The presence of members of the phylum Chloroflexi may indicate involvement with organic matter degradation85. Suominen et al.86 reported Chloroflexi as important agents of decomposition in the Black Sea sulphidic zone. Colatriano et al.87 reported that the genomes of Chloroflexi from the Arcic Ocean include several aromatic compound degradation genes.

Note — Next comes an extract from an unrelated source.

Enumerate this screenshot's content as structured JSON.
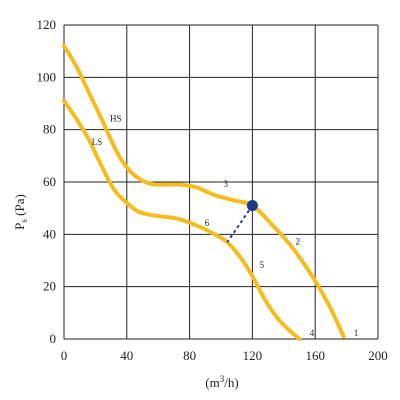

Cyanobacteriia sp. and Haliangium sp. (Myxococcota) were present in all moss samples, but were the most abundant taxa detected in dead moss. Cyanobacteria are the dominant phototrophs in Antarctic terrestrial and freshwater ecosystems88 and represent the greatest accumulation of biomass the benthic habitats of lakes and ponds89. Pandey et al.90 reported several cyanobacterial taxa in association with mosses sampled in the Schirmacher Oasis, continental Antarctica. The primary habitats of myxobacteria such as Haliangium are rich in organic matter91. These bacteria are strictly aerobic and usually live in the surface layers of the soil, but can also be found in decaying plant material92. The dominance of these two taxa in dead moss may be due the high concentration of minerals released during the organic decomposition of the moss.